Tightening the reins
Bank Negara’s decision to designate all cryptocurrency exchanges as “reporting institutions” under Amla beginning 2018 is the first notable move to regulate the world of cryptocurrencies in Malaysia.
This initiative, announced ahead of the release of the official guidelines, is predominantly aimed at preventing the abuse of the system for criminal and unlawful activities and ensuring the stability and integrity of the Malaysian financial system.
As “reporting institutions” under Amla, cryptocurrency exchanges will be required to undertake preventive measures to prevent their platforms from being used as a conduit for money laundering and terrorism financing activities.
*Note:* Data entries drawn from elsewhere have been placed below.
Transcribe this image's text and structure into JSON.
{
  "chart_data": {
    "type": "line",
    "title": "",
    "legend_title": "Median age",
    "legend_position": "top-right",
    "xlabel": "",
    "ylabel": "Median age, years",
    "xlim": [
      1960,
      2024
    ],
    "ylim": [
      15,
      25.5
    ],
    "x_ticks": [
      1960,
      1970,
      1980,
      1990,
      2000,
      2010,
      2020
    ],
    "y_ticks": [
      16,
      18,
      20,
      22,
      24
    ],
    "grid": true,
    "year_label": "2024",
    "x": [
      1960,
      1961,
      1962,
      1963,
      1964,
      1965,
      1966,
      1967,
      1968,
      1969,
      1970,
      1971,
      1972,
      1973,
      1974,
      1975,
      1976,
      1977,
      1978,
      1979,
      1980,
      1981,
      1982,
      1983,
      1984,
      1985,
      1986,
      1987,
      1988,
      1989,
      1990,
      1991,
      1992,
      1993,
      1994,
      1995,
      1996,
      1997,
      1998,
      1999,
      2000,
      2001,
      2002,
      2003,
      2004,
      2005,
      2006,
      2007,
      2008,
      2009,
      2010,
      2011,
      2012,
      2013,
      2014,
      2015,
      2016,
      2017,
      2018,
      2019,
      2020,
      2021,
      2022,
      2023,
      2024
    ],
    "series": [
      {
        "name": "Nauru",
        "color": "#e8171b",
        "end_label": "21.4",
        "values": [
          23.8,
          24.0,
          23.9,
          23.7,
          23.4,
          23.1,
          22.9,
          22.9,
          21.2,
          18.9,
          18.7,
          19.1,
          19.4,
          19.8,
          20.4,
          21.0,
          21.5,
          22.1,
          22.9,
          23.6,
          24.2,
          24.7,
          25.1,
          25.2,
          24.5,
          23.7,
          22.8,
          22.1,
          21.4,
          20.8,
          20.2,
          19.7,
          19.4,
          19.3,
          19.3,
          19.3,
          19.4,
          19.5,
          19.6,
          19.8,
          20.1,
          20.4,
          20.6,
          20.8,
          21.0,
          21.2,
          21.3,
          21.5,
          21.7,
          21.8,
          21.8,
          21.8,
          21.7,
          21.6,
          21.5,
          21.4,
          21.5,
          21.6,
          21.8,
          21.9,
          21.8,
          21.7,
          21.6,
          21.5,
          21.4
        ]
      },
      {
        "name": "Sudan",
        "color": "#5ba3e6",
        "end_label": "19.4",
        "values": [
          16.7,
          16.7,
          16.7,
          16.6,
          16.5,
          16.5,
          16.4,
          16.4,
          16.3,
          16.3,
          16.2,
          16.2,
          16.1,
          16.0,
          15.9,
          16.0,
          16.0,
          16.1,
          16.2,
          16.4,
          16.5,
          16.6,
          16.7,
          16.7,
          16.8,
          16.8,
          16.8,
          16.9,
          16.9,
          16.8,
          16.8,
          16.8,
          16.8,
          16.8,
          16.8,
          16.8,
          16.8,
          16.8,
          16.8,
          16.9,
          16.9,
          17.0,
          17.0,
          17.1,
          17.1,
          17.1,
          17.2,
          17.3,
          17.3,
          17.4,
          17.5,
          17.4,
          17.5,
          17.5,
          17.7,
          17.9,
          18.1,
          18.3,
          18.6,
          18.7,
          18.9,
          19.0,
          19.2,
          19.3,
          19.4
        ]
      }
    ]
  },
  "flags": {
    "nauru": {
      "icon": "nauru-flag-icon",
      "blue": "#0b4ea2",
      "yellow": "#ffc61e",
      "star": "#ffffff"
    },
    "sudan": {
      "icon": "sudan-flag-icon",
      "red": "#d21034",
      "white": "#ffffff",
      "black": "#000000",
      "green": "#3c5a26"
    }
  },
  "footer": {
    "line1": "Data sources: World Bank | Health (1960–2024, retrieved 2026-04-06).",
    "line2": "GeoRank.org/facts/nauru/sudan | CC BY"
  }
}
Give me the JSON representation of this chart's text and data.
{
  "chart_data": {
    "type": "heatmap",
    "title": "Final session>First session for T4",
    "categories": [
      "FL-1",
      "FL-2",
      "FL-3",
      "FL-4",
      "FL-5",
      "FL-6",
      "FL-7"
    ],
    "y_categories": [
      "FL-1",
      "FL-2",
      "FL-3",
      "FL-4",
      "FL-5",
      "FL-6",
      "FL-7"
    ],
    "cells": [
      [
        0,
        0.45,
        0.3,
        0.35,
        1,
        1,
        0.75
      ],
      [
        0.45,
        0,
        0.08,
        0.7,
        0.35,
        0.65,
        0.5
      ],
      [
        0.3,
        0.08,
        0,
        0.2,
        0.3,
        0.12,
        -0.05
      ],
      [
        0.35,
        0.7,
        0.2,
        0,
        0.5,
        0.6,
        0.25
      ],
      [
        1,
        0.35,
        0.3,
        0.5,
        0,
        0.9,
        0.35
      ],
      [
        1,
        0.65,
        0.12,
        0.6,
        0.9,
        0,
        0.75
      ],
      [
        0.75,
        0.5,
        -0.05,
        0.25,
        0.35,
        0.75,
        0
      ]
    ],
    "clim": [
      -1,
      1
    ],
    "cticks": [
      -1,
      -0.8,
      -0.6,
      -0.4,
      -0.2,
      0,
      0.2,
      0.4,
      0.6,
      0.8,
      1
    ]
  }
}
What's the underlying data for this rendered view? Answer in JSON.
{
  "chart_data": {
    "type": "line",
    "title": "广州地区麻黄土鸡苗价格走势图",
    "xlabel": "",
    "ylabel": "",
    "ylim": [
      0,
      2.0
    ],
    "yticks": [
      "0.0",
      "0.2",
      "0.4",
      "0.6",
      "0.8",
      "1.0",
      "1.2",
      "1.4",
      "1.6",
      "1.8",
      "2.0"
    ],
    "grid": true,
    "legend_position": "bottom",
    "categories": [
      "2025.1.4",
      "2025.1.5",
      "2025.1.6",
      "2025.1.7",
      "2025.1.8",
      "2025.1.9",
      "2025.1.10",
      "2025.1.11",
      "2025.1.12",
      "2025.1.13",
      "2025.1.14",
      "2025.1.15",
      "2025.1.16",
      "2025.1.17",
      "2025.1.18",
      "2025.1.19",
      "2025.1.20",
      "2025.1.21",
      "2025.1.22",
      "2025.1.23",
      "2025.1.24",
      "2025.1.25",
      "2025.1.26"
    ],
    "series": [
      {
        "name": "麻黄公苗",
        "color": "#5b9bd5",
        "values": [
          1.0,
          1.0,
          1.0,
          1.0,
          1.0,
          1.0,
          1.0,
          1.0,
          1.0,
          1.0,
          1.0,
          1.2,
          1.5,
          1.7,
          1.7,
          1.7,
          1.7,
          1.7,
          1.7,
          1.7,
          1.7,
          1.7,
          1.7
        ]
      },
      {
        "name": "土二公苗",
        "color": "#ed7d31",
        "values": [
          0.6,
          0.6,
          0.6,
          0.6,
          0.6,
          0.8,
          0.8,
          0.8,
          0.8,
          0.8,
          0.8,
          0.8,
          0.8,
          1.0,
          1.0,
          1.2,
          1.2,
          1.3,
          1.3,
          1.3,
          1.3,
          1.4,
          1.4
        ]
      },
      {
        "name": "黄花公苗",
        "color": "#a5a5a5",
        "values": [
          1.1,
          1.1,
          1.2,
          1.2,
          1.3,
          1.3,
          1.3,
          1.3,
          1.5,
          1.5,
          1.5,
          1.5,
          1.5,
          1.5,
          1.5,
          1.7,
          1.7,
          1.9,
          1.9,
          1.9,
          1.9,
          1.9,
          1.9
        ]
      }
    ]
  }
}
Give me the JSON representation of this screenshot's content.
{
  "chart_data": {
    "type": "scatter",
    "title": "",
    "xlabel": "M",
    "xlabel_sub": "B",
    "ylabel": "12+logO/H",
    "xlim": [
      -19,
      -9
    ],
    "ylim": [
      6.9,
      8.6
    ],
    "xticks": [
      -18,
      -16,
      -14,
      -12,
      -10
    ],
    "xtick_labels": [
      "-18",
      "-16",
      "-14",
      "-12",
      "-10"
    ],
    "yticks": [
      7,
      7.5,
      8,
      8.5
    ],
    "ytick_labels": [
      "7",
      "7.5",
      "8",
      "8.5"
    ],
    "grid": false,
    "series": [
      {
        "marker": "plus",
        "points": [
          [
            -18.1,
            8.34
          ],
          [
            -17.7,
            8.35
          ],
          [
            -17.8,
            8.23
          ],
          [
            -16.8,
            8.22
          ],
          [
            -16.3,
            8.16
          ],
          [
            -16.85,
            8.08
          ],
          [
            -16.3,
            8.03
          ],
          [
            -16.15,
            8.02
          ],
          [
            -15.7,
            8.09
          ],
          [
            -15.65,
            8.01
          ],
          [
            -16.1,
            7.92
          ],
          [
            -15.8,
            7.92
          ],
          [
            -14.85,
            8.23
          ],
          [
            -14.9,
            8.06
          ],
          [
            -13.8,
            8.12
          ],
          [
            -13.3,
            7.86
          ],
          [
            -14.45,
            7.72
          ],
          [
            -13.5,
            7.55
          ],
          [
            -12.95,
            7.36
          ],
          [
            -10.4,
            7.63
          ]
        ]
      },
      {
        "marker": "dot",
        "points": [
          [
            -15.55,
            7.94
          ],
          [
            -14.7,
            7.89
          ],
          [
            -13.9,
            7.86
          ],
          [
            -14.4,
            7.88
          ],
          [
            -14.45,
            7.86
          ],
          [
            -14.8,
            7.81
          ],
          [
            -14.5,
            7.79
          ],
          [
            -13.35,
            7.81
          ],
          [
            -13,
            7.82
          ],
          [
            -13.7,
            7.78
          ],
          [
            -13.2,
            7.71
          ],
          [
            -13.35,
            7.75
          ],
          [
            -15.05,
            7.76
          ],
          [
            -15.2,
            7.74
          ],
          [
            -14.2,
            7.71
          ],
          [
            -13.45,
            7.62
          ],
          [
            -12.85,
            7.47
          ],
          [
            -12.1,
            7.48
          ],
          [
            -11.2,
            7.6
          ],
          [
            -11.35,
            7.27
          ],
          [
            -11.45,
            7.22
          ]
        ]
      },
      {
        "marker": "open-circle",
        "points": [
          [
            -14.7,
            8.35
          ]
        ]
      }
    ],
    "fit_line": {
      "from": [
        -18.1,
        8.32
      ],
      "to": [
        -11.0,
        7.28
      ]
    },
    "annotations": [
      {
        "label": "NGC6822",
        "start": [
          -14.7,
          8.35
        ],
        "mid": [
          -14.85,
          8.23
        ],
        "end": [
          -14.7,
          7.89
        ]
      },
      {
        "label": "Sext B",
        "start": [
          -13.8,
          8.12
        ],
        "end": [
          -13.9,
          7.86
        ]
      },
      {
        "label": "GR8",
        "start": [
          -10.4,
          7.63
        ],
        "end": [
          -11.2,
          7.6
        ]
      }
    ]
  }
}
These preventive measures include conducting risk assessment; application of customer due diligence; submission of suspicious transaction report (STR) and cash threshold report; and maintenance and retention of records of transactions.
Violation of the Amla is punishable by fines, imprisonment, and freezing and seizure of assets.
While there is no conclusive proof that money laundering and terrorism financing goes through the trading of cryptocurrencies, some reports indicate that rogue parties are showing an increasing interest in cryptocurrencies.
On that note, Muhammad says the role of the financial sector as a bulwark against money laundering and terrorism financing had become even more critical, given the rise of fintech, which posted global investments totalling US$25bil (RM102.8bil) last year, compared with US$9bil in 2010.
“If this trend is anything to go by, the financial industry will be hard pressed to mitigate, identify and prevent cases of abuse in the system,” he says, adding that the fight against terrorism financing is an on-going battle that will continue to evolve in line with the ever-changing landscape of the financial industry.
“The financial system must always be in a state of readiness to identify and effectively prevent any emerging risk of terrorism financing,” he points out.
As in the case of all new technological innovations, the fear is that the bad guys will use it, says Paul Khoo, the founder and CEO of GetCover, an insurtech firm operating within Bank Negara’s fintech sandbox.
“Regulating exchanges ensures it is a good step to nip that in the bud and facilitate the growth of blockchain technologies that require the use of their own tokens,” Khoo says in reference to Bank Negara’s recently announced move on cryptocurrency exchanges.
Not good enough?
Bank Negara’s move to regulate cryptocurrency is in step with what some countries such as Australia, China and Japan had recently done, although Japan went a step further by issuing licences for exchanges as well.
But the question remains on the effectiveness of regulations on preventing the abuse of the cryptocurrency system by rogue parties.
An experienced crytocurrency trader says while exchanges can be regulated, it is going to be difficult to monitor all forms of trading.
“There will still be some lapses in the system that allow rogue parties to take advantage of... one has to note that fintech is constantly evolving at such a fast pace that it’s difficult for regulators to catch up,” the trader explains.
Meanwhile, another trader argues that the upcoming regulation on cryptocurrency in Malaysia may not be strong enough to prevent the abuse of the technology for criminal activities.
“From what is announced so far, we think Bank Negara’s regulation may not be strict enough because there is no requirement for the cryptocurrency exchanges to apply for licenses. Such requirement can perhaps give a legitimate identity to operators and compel them to play by the rules,” he explains.
Financial innovation produces many benefits for the financial system, but it can also be a double-edged sword that opens the door to illegal activities.
Efforts by regulators seem to be moving in the right direction. But at the end of the day, it is all about striking a delicate balance between consumer protection and innovation, so that technological development will not be stifled.